28 abril 2008

Manuel.

Un día, sin saber por qué, la mala suerte se nos cruza en el camino y ya nada es igual.

Manuel tenía 22 años aquel día del verano del 2002. Había dejado la escuela a los 13 y trabajaba en la aceituna por temporada.
Su día de mala suerte llegó en un olivar andaluz, tuvo un accidente y perdió su mano derecha. Estuvo 3 meses en coma. Desde entonces no ha vuelto a encontrar un trabajo.

La historia es cierta, salvo que en realidad se llamaba Ali, el olivar estaba en Nabatiyeh, en el sur de Líbano, y la mala suerte tenía forma de bomba de racimo colgada de la rama de un olivo.

“Las minas antipersonales y las bombas de racimo han causado 4.272 víctimas en
Líbano, entre ellas 1875 muertos”.
(L’Orient Le Jour, 24 de abril de 2008)


Hay más de un millón de minas antipersonales y bombas de racimo en el sur de Líbano, plantadas por un país tan respetable como Israel en nombre de su sagrado “derecho de defensa” y con el evidente objetivo de seguir durante años y años matando personas inocentes o dejándolas ciegas, cojas, mancas, inválidas.

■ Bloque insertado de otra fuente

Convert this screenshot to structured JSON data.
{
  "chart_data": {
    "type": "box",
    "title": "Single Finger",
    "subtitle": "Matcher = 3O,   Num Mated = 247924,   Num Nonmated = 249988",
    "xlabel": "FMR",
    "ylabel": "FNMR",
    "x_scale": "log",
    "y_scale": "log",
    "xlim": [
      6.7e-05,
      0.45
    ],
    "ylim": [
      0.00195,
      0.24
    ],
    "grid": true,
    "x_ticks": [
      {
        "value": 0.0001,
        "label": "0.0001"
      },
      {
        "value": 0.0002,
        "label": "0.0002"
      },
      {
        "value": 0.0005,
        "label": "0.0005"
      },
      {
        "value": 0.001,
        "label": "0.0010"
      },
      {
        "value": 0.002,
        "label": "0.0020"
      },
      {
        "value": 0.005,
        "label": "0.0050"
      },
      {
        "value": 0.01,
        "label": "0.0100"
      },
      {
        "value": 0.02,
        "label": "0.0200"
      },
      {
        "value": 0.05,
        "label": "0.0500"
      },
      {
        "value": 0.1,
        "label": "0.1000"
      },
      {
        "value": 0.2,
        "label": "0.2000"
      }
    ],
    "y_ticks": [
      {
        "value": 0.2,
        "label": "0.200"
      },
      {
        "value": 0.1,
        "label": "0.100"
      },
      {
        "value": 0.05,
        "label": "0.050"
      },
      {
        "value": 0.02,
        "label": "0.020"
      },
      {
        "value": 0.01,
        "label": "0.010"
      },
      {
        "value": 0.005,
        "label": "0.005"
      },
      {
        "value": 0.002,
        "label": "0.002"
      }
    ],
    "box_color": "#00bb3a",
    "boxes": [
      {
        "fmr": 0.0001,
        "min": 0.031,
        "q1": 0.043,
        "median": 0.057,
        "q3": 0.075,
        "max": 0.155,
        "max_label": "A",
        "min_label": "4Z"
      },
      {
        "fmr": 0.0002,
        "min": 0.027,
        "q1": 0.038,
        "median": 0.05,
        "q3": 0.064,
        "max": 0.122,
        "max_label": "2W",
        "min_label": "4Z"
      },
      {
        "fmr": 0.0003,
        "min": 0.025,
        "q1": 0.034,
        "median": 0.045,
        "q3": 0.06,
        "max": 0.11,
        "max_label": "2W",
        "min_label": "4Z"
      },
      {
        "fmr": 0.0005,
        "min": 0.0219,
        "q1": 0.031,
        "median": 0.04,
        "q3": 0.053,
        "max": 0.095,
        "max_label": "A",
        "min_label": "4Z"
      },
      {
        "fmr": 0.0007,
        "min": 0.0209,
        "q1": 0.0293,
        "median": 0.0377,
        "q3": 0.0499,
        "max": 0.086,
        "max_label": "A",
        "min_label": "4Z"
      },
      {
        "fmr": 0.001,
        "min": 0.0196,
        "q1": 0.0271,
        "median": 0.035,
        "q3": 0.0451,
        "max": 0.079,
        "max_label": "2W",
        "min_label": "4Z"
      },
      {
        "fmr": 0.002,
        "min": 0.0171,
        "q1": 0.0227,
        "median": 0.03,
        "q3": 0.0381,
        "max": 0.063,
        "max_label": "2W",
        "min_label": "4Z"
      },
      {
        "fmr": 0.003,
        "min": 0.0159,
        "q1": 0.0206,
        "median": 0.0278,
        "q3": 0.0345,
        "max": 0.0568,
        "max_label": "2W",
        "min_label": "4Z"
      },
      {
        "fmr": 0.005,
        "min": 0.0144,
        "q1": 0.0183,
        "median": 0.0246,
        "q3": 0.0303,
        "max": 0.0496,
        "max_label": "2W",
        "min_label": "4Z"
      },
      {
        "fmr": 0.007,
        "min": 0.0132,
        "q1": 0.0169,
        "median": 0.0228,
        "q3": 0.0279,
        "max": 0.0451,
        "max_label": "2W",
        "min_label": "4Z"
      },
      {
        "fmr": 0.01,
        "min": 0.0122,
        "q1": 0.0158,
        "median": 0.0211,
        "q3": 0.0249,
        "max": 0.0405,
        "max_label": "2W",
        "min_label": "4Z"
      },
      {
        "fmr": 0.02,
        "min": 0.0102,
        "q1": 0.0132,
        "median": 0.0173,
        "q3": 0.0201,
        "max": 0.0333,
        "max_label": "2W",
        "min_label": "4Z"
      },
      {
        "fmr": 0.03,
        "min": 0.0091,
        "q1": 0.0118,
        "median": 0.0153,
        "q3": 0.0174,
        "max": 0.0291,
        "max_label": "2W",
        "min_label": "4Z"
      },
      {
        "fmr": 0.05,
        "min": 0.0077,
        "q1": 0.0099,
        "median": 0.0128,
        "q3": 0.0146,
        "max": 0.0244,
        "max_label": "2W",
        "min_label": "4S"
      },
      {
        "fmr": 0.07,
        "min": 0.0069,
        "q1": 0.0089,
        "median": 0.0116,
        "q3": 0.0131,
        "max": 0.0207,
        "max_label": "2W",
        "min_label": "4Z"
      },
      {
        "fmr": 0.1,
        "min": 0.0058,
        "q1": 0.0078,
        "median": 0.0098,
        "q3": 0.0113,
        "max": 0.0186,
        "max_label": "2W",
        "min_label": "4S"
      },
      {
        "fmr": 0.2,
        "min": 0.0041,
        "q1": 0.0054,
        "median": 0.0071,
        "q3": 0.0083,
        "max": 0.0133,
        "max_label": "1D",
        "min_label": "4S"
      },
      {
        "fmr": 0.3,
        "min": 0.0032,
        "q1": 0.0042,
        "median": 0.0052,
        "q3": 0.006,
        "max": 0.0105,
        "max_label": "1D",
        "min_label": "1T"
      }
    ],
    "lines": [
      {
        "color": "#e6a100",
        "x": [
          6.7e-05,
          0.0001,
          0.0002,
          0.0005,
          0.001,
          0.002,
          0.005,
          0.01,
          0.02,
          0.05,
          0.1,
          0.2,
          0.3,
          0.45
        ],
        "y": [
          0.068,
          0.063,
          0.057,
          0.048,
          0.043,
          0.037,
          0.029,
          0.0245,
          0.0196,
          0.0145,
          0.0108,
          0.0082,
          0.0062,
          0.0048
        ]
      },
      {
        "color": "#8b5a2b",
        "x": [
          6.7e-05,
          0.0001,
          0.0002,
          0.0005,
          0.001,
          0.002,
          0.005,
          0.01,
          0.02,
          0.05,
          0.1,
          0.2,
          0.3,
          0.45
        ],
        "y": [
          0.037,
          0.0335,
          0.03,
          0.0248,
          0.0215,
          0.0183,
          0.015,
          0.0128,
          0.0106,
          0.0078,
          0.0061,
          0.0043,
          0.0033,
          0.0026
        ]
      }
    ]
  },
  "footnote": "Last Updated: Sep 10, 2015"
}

Las bombas de racimo, lanzadas por Israel en julio de 2006, sueltan al caer cientos de pequeños ingenios explosivos que se esparcen y siembran la tierra. Allí quedan durante años a la espera de que un campesino o un niño las pisen.
El sur de Líbano está infectado de ellas, incluidos los campos de olivos, cítricos, tabaco y trigo. Desde Agosto de 2006 han matado a 40 personas y herido a más de 250.

Hay que tener poquita ética para utilizarlas, por no decir una cosa más fea.
“Occidente” no sólo no impone sanciones a Israel, sino que ni siquiera condena el hecho. Será porque Israel es “uno de los nuestros”; o porque “Occidente” es quien fabrica y vende estas armas cobardes.

Si alguien dejara bombas esparcidas en un olivar de Andalucía estaríamos de acuerdo en llamarlo terrorismo.